The fourth collaborators are three memoir writers: Ivan Doig, Mary Clearman Blew, and William Kittredge, who are not collaborating with each other, but with letters from their pasts. These are three people I’ve met. Kittredge’s Oregon home ranch was near that of the woman my cousin married. Doig graduated from high school here in Valier. We went to NU together. Etc. We have somewhat the same DNA: Scots, introverted, word-drunk, rufous. It has played out quite differently. (If only I could have had a wife instead of being one.) But also his major was journalism; mine was theatre. He didn’t like living here; I do. The irony is that no one will buy his books unless he writes about here. (Oh, and no black people please. He rarely writes about Indians and that’s a good thing.)

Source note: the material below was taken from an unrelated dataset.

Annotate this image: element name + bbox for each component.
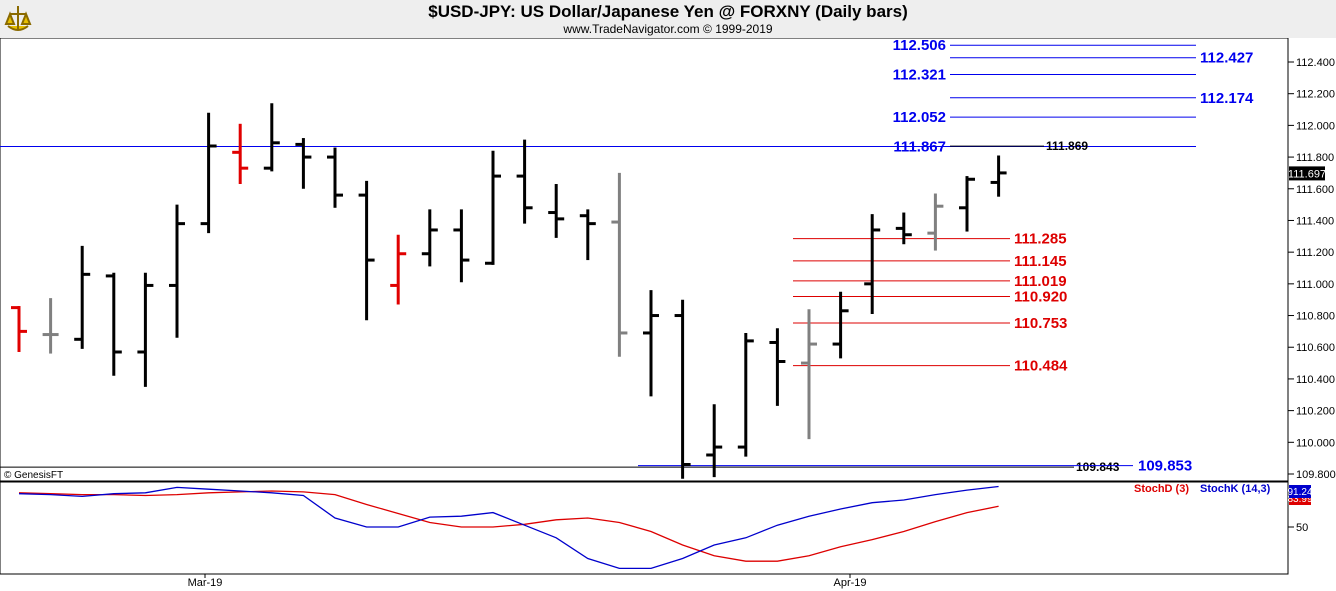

The last chapter is about the outright and vehement charge of plagiarism against Wallace Stegner, one of the most revered and gallant of Western writers (among male readers), who made a novel of the letters of Mary Horton Foote, herself a major writer and artist. Well, HE didn’t think she was so major. He thought she was so minor that no one would really notice that he was rewriting her life, adding rather unsavory details. Karell does some very interesting ducking and dodging about layers of meaning since Stegner was writing a book, using Foote’s letters, about a novelist who is supposedly writing a book using his grandmother’s letters. Stegner is a special interest of mine, partly because of Sharon Butala who saved his boyhood home in Eastend. Like Doig, Stegner was glad to shake the dust from off his feet. Courtly and patronizing, he was totally earnest and well-meaning.

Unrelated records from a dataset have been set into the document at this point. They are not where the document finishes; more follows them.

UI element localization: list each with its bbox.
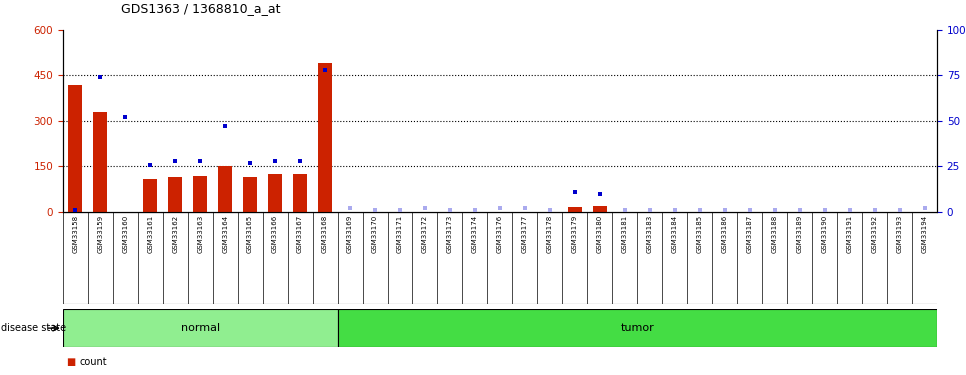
Text: GSM33164: GSM33164: [222, 214, 228, 253]
Bar: [63, 309, 337, 347]
Text: GSM33166: GSM33166: [272, 214, 278, 253]
Text: normal: normal: [181, 323, 219, 333]
Text: GSM33176: GSM33176: [497, 214, 503, 253]
Bar: [168, 177, 182, 212]
Point: [692, 207, 707, 213]
Text: GSM33189: GSM33189: [797, 214, 803, 253]
Point: [217, 123, 233, 129]
Bar: [593, 206, 607, 212]
Bar: [143, 178, 157, 212]
Bar: [294, 174, 307, 212]
Text: GSM33179: GSM33179: [572, 214, 578, 253]
Text: GSM33161: GSM33161: [147, 214, 154, 253]
Text: GSM33160: GSM33160: [123, 214, 128, 253]
Point: [767, 207, 782, 213]
Text: GSM33184: GSM33184: [671, 214, 678, 253]
Point: [517, 205, 532, 211]
Point: [392, 207, 408, 213]
Text: GSM33194: GSM33194: [922, 214, 927, 253]
Text: GSM33178: GSM33178: [547, 214, 553, 253]
Point: [668, 207, 683, 213]
Point: [167, 158, 183, 164]
Point: [867, 207, 882, 213]
Text: GSM33185: GSM33185: [696, 214, 702, 253]
Text: GSM33174: GSM33174: [472, 214, 478, 253]
Point: [318, 67, 333, 73]
Bar: [193, 176, 207, 212]
Point: [293, 158, 308, 164]
Point: [917, 205, 932, 211]
Text: GSM33168: GSM33168: [322, 214, 328, 253]
Text: GSM33180: GSM33180: [597, 214, 603, 253]
Point: [342, 205, 357, 211]
Bar: [218, 166, 232, 212]
Point: [642, 207, 658, 213]
Bar: [568, 207, 582, 212]
Text: GSM33167: GSM33167: [298, 214, 303, 253]
Point: [143, 162, 158, 168]
Point: [468, 207, 483, 213]
Point: [93, 74, 108, 80]
Text: GSM33187: GSM33187: [747, 214, 753, 253]
Text: GDS1363 / 1368810_a_at: GDS1363 / 1368810_a_at: [121, 2, 280, 15]
Point: [592, 190, 608, 196]
Bar: [243, 177, 257, 212]
Point: [717, 207, 732, 213]
Point: [68, 207, 83, 213]
Text: GSM33181: GSM33181: [622, 214, 628, 253]
Point: [192, 158, 208, 164]
Bar: [337, 309, 937, 347]
Point: [892, 207, 907, 213]
Text: disease state: disease state: [1, 323, 66, 333]
Point: [817, 207, 833, 213]
Text: tumor: tumor: [620, 323, 654, 333]
Text: GSM33183: GSM33183: [647, 214, 653, 253]
Bar: [69, 85, 82, 212]
Text: GSM33173: GSM33173: [447, 214, 453, 253]
Text: ■: ■: [66, 357, 75, 367]
Text: GSM33186: GSM33186: [722, 214, 727, 253]
Point: [367, 207, 383, 213]
Text: GSM33159: GSM33159: [98, 214, 103, 253]
Text: GSM33170: GSM33170: [372, 214, 378, 253]
Point: [617, 207, 633, 213]
Bar: [269, 174, 282, 212]
Text: GSM33171: GSM33171: [397, 214, 403, 253]
Point: [792, 207, 808, 213]
Text: GSM33177: GSM33177: [522, 214, 527, 253]
Bar: [318, 63, 332, 212]
Point: [567, 189, 582, 195]
Text: GSM33192: GSM33192: [871, 214, 877, 253]
Text: GSM33190: GSM33190: [822, 214, 828, 253]
Point: [442, 207, 458, 213]
Point: [118, 114, 133, 120]
Text: GSM33188: GSM33188: [772, 214, 778, 253]
Point: [842, 207, 858, 213]
Text: GSM33169: GSM33169: [347, 214, 353, 253]
Point: [542, 207, 557, 213]
Text: count: count: [79, 357, 107, 367]
Point: [417, 205, 433, 211]
Text: GSM33193: GSM33193: [896, 214, 902, 253]
Bar: [94, 112, 107, 212]
Text: GSM33158: GSM33158: [72, 214, 78, 253]
Text: GSM33163: GSM33163: [197, 214, 203, 253]
Point: [242, 160, 258, 166]
Point: [742, 207, 757, 213]
Point: [268, 158, 283, 164]
Text: GSM33191: GSM33191: [846, 214, 853, 253]
Text: GSM33172: GSM33172: [422, 214, 428, 253]
Point: [493, 205, 508, 211]
Text: GSM33162: GSM33162: [172, 214, 178, 253]
Text: GSM33165: GSM33165: [247, 214, 253, 253]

I think he put all these layers in his book because he was really writing about his mother and father. I think most of the novels he wrote were attempts to come to terms with his heart-deep problem of resolving the contrast between his genteel mother and his renegade father, which handily reflected the opposition between the Victorian East and the actual and brutal West. A.B. Guthrie, Jr. had the same sort of conjugal knot to figure out but he was a rougher character with a different angle on history. The third man I would put in this group, were I writing a book of comparison, would be Walter von Tilberg Clark, who like Stegner found civilization in Salt Lake City, wearing tennis whites, the sort of elevated society that lady mothers really approve. Clark's son worked in the Montana Historical Society library.
Now I’m going back to the Erdrich/Dorris chapter. I just watched the “Georgia O’Keeffe” movie that was filmed in 2009 with Joan Allen and Jeremy Irons about O’Keeffe and Stieglitz’ struggling relationship, which was what you might call an unreconciled collaboration. The puzzle I come back to again and again, my heart-puzzle, is the trade-off between one’s individual talents and the necessity of accommodating another person of equal intensity and gifts, but conflicting goals and behavior. I don’t think I’m the only one. This chapter does little more than lay out the public facts of whatever it was that happened between Erdrich and Dorris.
Erdrich read at Powells just after Dorris’ death. Her beautiful face was utterly ravaged with grief. It is a complication to know too much about a writer’s personal life or even to have sat at a reading, watching their faces and watching the faces of their spouses or even their children. I attended two memorials for Stegner, one for Jim Welch Jr., the graveside of Jim Welch Sr, a feschtshrift for Guthrie in Choteau at which Blew read the beginnings of the book that Karell describes as “collaboration” with the writings of her grandfather, his scribbles in pencil on wrappers and envelopes, sitting in a buggy by moonlight. Reading a book like Karell’s takes a lot of reconciliation with impressions of the real people. I value classroom diagrams and theories, but in the end it is the scribbling that counts.